整形外科の魅力はどのようなことだと思われますか。
関:怪我をしたスポーツ選手を復帰させてあげることです。
選手は誰でも、少しでも早く怪我を治しスポーツを再開したいと願っています。
その期待に応えて、予定した通りに手術を成功させ、リハビリを経て、
しっかり治してから元のようにグランドに立たせてあげられた時は、やはり嬉しくなります。
中:先生は今でも手術をされるのでしょうか。
関:昔はバリバリ執刀していましたけれど、今は理事長・院長の仕事が増えてきましたので、
現場のドクターに任せるようになりました。
それでも時間があれば、たまにですが手術室へ入るようにしています。
中:先生ご自身がサッカーを経験されていますので、鹿島アントラーズの選手も安心して受診されてくるのではないかと思います。
関:同じスポーツをやっていましたから、確かにコミュニケーションをとりやすいですね。
昨日も鹿島に行って、帰宅したのは夜の1時過ぎでした。
ナイターは夕方7時から始まりますし、試合後のミーティングにも参加しますので、
かなり遅くなってしまいます。
日本代表海外遠征
中:ミーティングでは、健康面のアドバイスをされるのですか。
関:そうですね。
怪我の治療だけでなく、アクシデントの予防のアドバイスも大切です。
栄養の取り方や水分の取り方なども含めて、身体に関して全般的な指導をします。
中:話を少し戻しまして、ご卒業後のご経歴についてお聞かせいただけますか。
関:先ほど申しまたように卒業後はまず大学の整形外科学に入りました。
医師になって3年目に茨城の関連病院へ出張している時期があり、その時、
住友金属蹴球団から「チームドクターとして来てくれないか」というお話をいただきました。
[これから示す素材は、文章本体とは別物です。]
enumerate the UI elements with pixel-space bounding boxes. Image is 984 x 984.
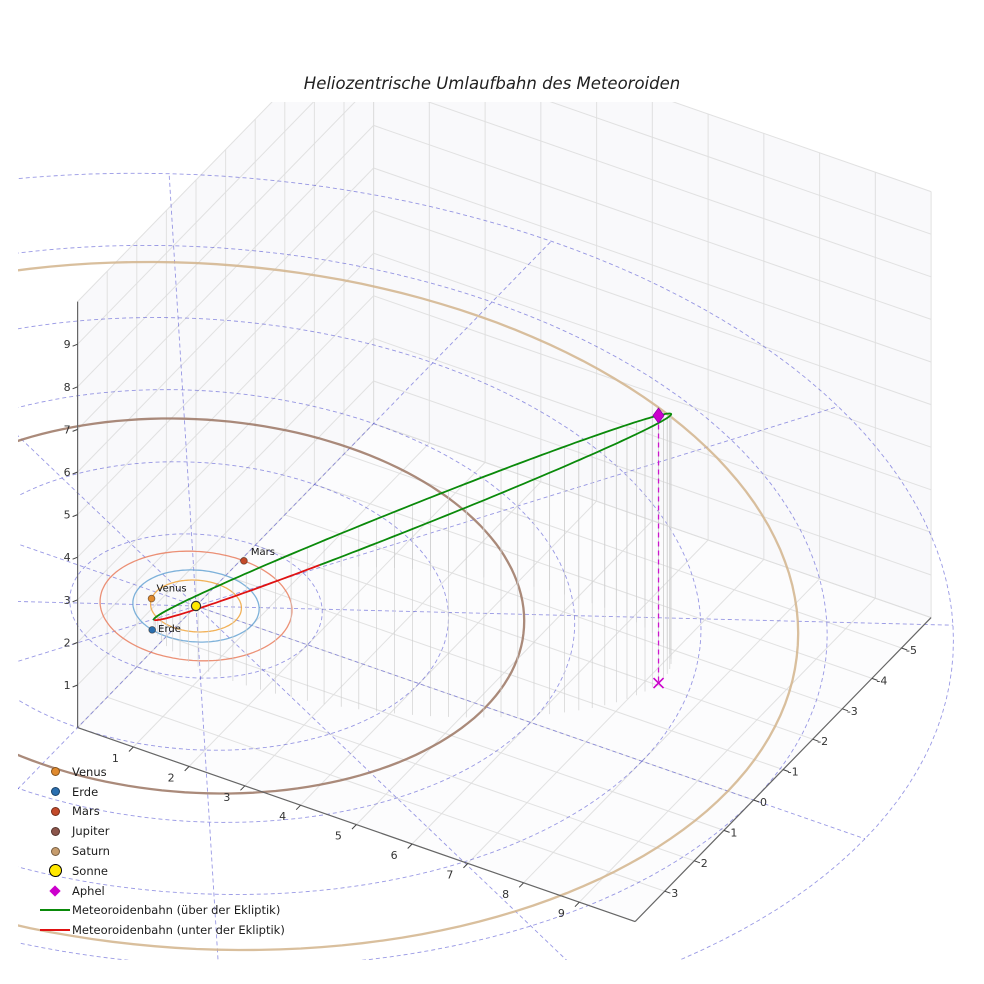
legend-marker-icon [38,826,72,836]
legend-label: Erde [72,784,99,799]
dot-icon [50,826,60,836]
legend-label: Saturn [72,844,110,859]
legend-item-meteoroidenbahn: Meteoroidenbahn (unter der Ekliptik) [38,920,285,940]
legend-item-mars: Mars [38,802,285,822]
legend-marker-icon [38,767,72,777]
legend-label: Mars [72,804,100,819]
dot-icon [50,846,60,856]
meteoroid-path-above [152,412,673,621]
jupiter-orbit [18,417,526,795]
tick-marks [72,343,908,908]
x-tick-label: 2 [168,771,175,784]
venus-label: Venus [157,584,187,595]
y-tick-label: -5 [906,644,917,657]
line-icon [40,929,70,932]
x-tick-label: 4 [279,810,286,823]
legend-label: Venus [72,764,107,779]
aphel-diamond [652,407,665,424]
meteoroid-path-below [153,617,167,621]
legend-label: Jupiter [72,824,110,839]
legend-item-sonne: Sonne [38,861,285,881]
z-tick-label: 1 [64,679,71,692]
tick-labels: 1 2 3 4 5 6 7 8 9 -5 -4 -3 -2 -1 0 1 2 3 1 2 3 4 5 6 7 8 9 [64,338,917,920]
legend-item-erde: Erde [38,782,285,802]
saturn-orbit [18,260,800,952]
meteoroid-path-below [166,564,321,620]
legend-label: Meteoroidenbahn (unter der Ekliptik) [72,923,285,938]
z-tick-label: 5 [64,509,71,522]
legend-marker-icon [38,846,72,856]
legend-marker-icon [38,806,72,816]
stem-lines [153,413,672,718]
panes [77,102,932,922]
venus-point [147,594,156,603]
x-tick-label: 7 [446,868,453,881]
z-tick-label: 2 [64,636,71,649]
plot-title: Heliozentrische Umlaufbahn des Meteoroid… [303,74,681,93]
aphel-group [652,415,665,689]
x-tick-label: 8 [502,888,509,901]
y-tick-label: -3 [847,705,858,718]
legend-item-aphel: Aphel [38,881,285,901]
legend-item-meteoroidenbahn: Meteoroidenbahn (über der Ekliptik) [38,901,285,921]
legend: Venus Erde Mars Jupiter Saturn Sonne Aphel Mete… [38,762,285,940]
y-tick-label: -1 [788,766,799,779]
dot-icon [50,767,60,777]
z-tick-label: 9 [64,338,71,351]
aphel-ground-x [652,677,665,689]
erde-label: Erde [158,624,181,635]
legend-item-venus: Venus [38,762,285,782]
polar-ring [18,389,576,823]
legend-marker-icon [38,909,72,912]
legend-item-jupiter: Jupiter [38,821,285,841]
y-tick-label: 2 [701,857,708,870]
x-tick-label: 9 [558,907,565,920]
legend-label: Aphel [72,883,105,898]
dot-icon [50,806,60,816]
x-tick-label: 6 [391,849,398,862]
circle-large-icon [48,864,62,878]
z-tick-label: 4 [64,551,71,564]
legend-marker-icon [38,864,72,878]
legend-label: Meteoroidenbahn (über der Ekliptik) [72,903,281,918]
erde-point [148,626,156,634]
x-tick-label: 1 [112,752,119,765]
legend-marker-icon [38,929,72,932]
y-tick-label: -2 [817,735,828,748]
dot-icon [50,787,60,797]
planet-points: Venus Erde Mars [147,547,275,635]
z-tick-label: 6 [64,466,71,479]
z-tick-label: 8 [64,381,71,394]
y-tick-label: 3 [671,887,678,900]
axes-3d: Venus Erde Mars [18,102,954,960]
x-tick-label: 5 [335,830,342,843]
meteoroid-trajectory [152,412,673,621]
y-tick-label: -4 [876,674,887,687]
diamond-icon [49,885,61,897]
legend-item-saturn: Saturn [38,841,285,861]
y-tick-label: 0 [760,796,767,809]
z-tick-label: 7 [64,423,71,436]
axis-decorations: 1 2 3 4 5 6 7 8 9 -5 -4 -3 -2 -1 0 1 2 3 1 2 3 4 5 6 7 8 9 [64,301,932,923]
legend-label: Sonne [72,863,108,878]
sun-marker [190,600,202,612]
x-tick-label: 3 [223,791,230,804]
y-tick-label: 1 [730,826,737,839]
z-tick-label: 3 [64,594,71,607]
line-icon [40,909,70,912]
mars-label: Mars [251,547,275,558]
mars-point [240,557,248,565]
legend-marker-icon [38,885,72,897]
legend-marker-icon [38,787,72,797]
venus-orbit [149,579,243,633]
それからしばらくは大学に籍を置きつつチームドクターもするという二足の草鞋を履いていたのですが、
徐々にサッカー関連の仕事が忙しくなり、そのまま大学にいるわけにいかなくなってきた頃に、
当院へ移ってきました。
当院に着任してからは日常診療をしながら、日本代表、オリンピック代表、
ユース代表、ジュニアユース代表などから依頼されるままに応じ、
チームドクターとして数多くの海外遠征に随伴したりしていました。
理事長・院長に就任
中:院長に就任されたのはいつでしたか。
関:今から6年前です。
当院には副院長として赴任したのですが、6年前に前理事長・院長が身体を壊して急遽引退し、突然、
推されるようなかたちになって引き受けたという経緯です。
中:病院内のすべての管理を担うお立場になられることに対して、
プレッシャーや不安はございませんでしたか。
関:不安はやはりありました。ただし、不安はあっても「やるしかない」という使命感の方が強かったです。